Von: Lukas Unterkofler
Piemont – Die anhaltende Trockenheit verschärft die Wasserkrise in der norditalienischen Region Piemont. In mehr als 70 Gemeinden und Ortsteilen sind die Wasserleitungen inzwischen trocken. Tausende Menschen sind auf die Versorgung durch Tanklastwagen angewiesen.
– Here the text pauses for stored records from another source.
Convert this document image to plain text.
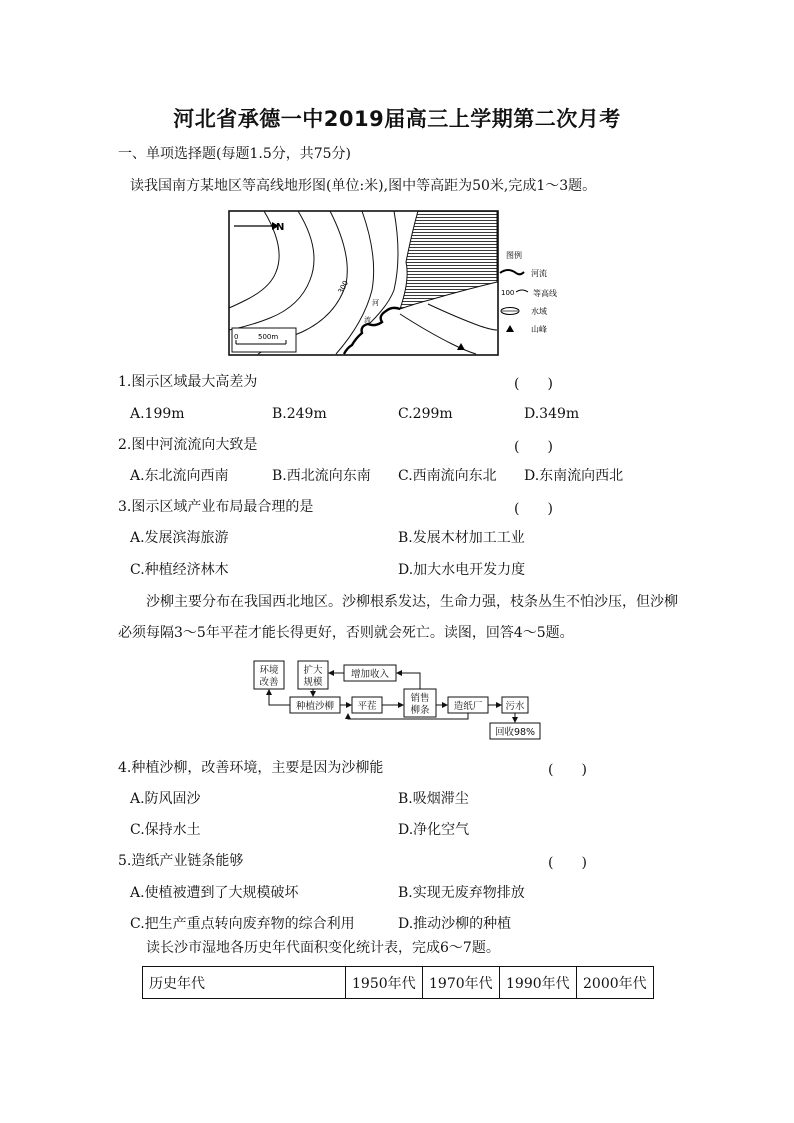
河北省承德一中2019届高三上学期第二次月考
一、单项选择题(每题1.5分，共75分)
读我国南方某地区等高线地形图(单位:米),图中等高距为50米,完成1～3题。
N
0	500m
300
河
流
图例
河流
100 等高线
水域
山峰
1.图示区域最大高差为	(　　)
A.199m	B.249m	C.299m	D.349m
2.图中河流流向大致是	(　　)
A.东北流向西南	B.西北流向东南 C.西南流向东北 D.东南流向西北
3.图示区域产业布局最合理的是	(　　)
A.发展滨海旅游	B.发展木材加工工业
C.种植经济林木	D.加大水电开发力度
沙柳主要分布在我国西北地区。沙柳根系发达，生命力强，枝条丛生不怕沙压，但沙柳
必须每隔3～5年平茬才能长得更好，否则就会死亡。读图，回答4～5题。
环境
改善
扩大
规模
增加收入
种植沙柳 平茬
销售
柳条	造纸厂 污水
回收98%
4.种植沙柳，改善环境，主要是因为沙柳能	(　　)
A.防风固沙	B.吸烟滞尘
C.保持水土	D.净化空气
5.造纸产业链条能够	(　　)
A.使植被遭到了大规模破坏	B.实现无废弃物排放
C.把生产重点转向废弃物的综合利用	D.推动沙柳的种植
读长沙市湿地各历史年代面积变化统计表，完成6～7题。
历史年代	1950年代	1970年代	1990年代	2000年代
Seit Beginn der Notlage wurden bereits 581 Fahrten mit Wassertransportern durchgeführt. Die Kosten für die Notversorgung belaufen sich auf mehr als 400.000 Euro. Besonders betroffen sind kleinere Ortschaften in den Provinzen Alessandria, Asti, Cuneo, Turin, Biella und Verbano-Cusio-Ossola.
Nach Angaben der Region sind die Niederschläge in den vergangenen drei Monaten um 55 Prozent zurückgegangen. Gleichzeitig sorgten außergewöhnlich hohe Temperaturen für eine starke Verdunstung. Die Wasserreservoirs in den Bergen befinden sich auf historischen Tiefstständen, die verbliebenen Schneereserven sind nahezu vollständig verschwunden. Auch der Po führt deutlich weniger Wasser: Am Pegel Isola Sant’Antonio liegt das Defizit bei bis zu 75 Prozent.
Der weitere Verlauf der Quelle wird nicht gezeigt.